Интерпретация данного текста может быть представлена следующим образом: до того, как каждый из нас получит возможность увидеть свет, сделав первый вздох, мы пребываем во тьме материнского чрева аналогично тому, как последний выдох, сопровождаемый погружением во тьму, приведет нас в лоно матери-Земли.
В то же время, в противоположность Еврипиду, Пазолини вводит в повествование кентавра. Согласно исследователю, его присутствие обусловлено тем, что «Кентавр Пазолини как бы восполняет недостаток рефлексирующего «я» Ясона (роль отца), он же автор высказываний о связи между современностью и архаикой, промежуточное звено между античными героями и современным зрителем. Он типичный медиатор, в котором сплетено животное и человеческое начало. Характерно, что в середине фильма он раздваивается на кентавра-полузверя и собственно человека (немаловажная деталь — исчезновение у последнего буйной растительности на лице, что связано с переходом из варварского к человеческому состоянию)» [4]. Помимо этого, «кентавр Пазолини, в отличие от хора, который разъясняет и поучает, — настоящий трикстер, он путает, иронически комментирует, а иногда под видом абсолютной мудрости (поучения) пытается преподнести современные концепции мифа, относительные, как и любое научное знание. Он говорит двусмысленности или подает знаки. Он приглашает к игре, результатом которой может быть не только эстетическое или интеллектуальное удовольствие, но также более глубокое понимание темы судьбы, исчезающей у Еврипида» [4].
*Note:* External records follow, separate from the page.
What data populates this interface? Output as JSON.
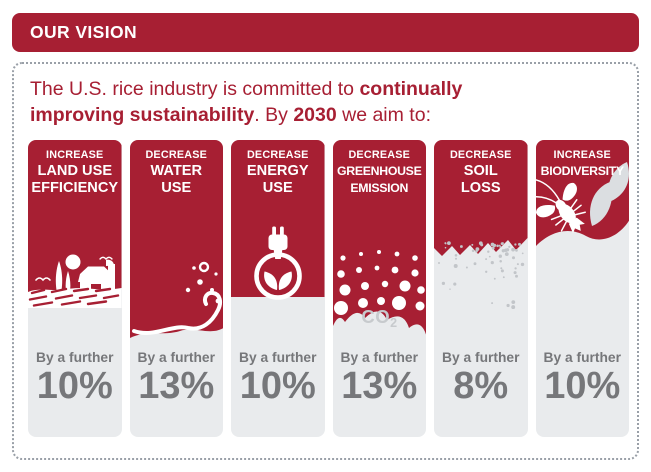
{
  "header": {
    "title": "OUR VISION"
  },
  "intro": {
    "part1": "The U.S. rice industry is committed to ",
    "bold1": "continually improving sustainability",
    "part2": ". By ",
    "bold2": "2030",
    "part3": " we aim to:"
  },
  "goals": [
    {
      "direction": "INCREASE",
      "line1": "LAND USE",
      "line2": "EFFICIENCY",
      "prefix": "By a further",
      "value": "10%",
      "icon": "farm-icon"
    },
    {
      "direction": "DECREASE",
      "line1": "WATER",
      "line2": "USE",
      "prefix": "By a further",
      "value": "13%",
      "icon": "water-splash-icon"
    },
    {
      "direction": "DECREASE",
      "line1": "ENERGY",
      "line2": "USE",
      "prefix": "By a further",
      "value": "10%",
      "icon": "plug-leaf-icon"
    },
    {
      "direction": "DECREASE",
      "line1": "GREENHOUSE",
      "line2": "EMISSION",
      "prefix": "By a further",
      "value": "13%",
      "icon": "co2-bubbles-icon",
      "co2_main": "CO",
      "co2_sub": "2"
    },
    {
      "direction": "DECREASE",
      "line1": "SOIL",
      "line2": "LOSS",
      "prefix": "By a further",
      "value": "8%",
      "icon": "soil-erosion-icon"
    },
    {
      "direction": "INCREASE",
      "line1": "BIODIVERSITY",
      "prefix": "By a further",
      "value": "10%",
      "icon": "crawfish-leaf-icon"
    }
  ],
  "colors": {
    "brand_red": "#A71F33",
    "panel_gray": "#E9EBED",
    "label_gray": "#76777A",
    "co2_gray": "#C7CACD",
    "dotted_border": "#9AA0A8"
  }
}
В свою очередь, Медея Л. Фон Триера (1988 г. Производство: Дания. Режиссёр: Ларс фон Триер. В роли Медеи Керстен Олесен) полностью лишена примет южного темперамента: она сдержанна, величественна и немногословна. Если в финале трагедии Еврипида Гелиос уносит на колеснице и саму Медею, и тела ее детей, то героиня Триера оставляет своих сыновей повешенными на голых ветвях одинокого дерева. Мертвенность последнего в данном случае есть знак духовной немощи самого Ясона, поскольку те, кто являл собой его продолжение, отныне безжизненны подобно усохшему древу, послужившему виселицей для обоих. При этом вертикально расположенный ствол, соединяющий землю и небо, может рассматриваться в качестве утратившего свой сакральный символ фаллического символа [12]. Разом потерявший и Главку как потенциальную мать своих будущих детей, и Медею, сознательно лишившую его отцовства, Ясон остается одним из смертных, которым отказано в избранничестве. С гибелью детей его творческая мужская энергия деактуализируется, вследствие чего он перестает быть подобием творящего божества.
На наш взгляд, в данном случае мотивом, побудившим Медею к убийству детей, можно считать следующее обстоятельство. Принадлежащая по праву рождения к сонму богов, в супружестве Медея утрачивает собственную целостность, становясь лишь частью некогда отдельной от нее жизни Ясона. Более того, теперь она вынуждена подчинять свою собственную жизнь мужчине как центру мироздания. Пока Ясон остается с Медеей, эта ее ущербность восполняется наличием супруга. Однако когда участие Ясона в жизни Медеи сводится к минимуму, более того, когда его потенциальное присутствие опознается исключительно в находящихся подле матери сыновьях, Медея страдает, мучительно переживая измену Ясона именно потому, что эта измена делает очевидной ее неполноценность. Постоянным напоминанием отягощающей Медею зависимости от Ясона выступают и дети, поскольку они — его дети. Неслучайно, оправдывая свой брак с Главкой, Ясон говорит: «мои дети будут первыми людьми в городе», ибо Главка — царская дочь. Однако в действительности изгнание Медеи с земли, которая стала отчим домом для ее детей, оборачивается отрицанием отцовства Ясона как виновника этого изгнания. Другими словами, тот, кто лишает детей отечества, сам недостоин называться отцом.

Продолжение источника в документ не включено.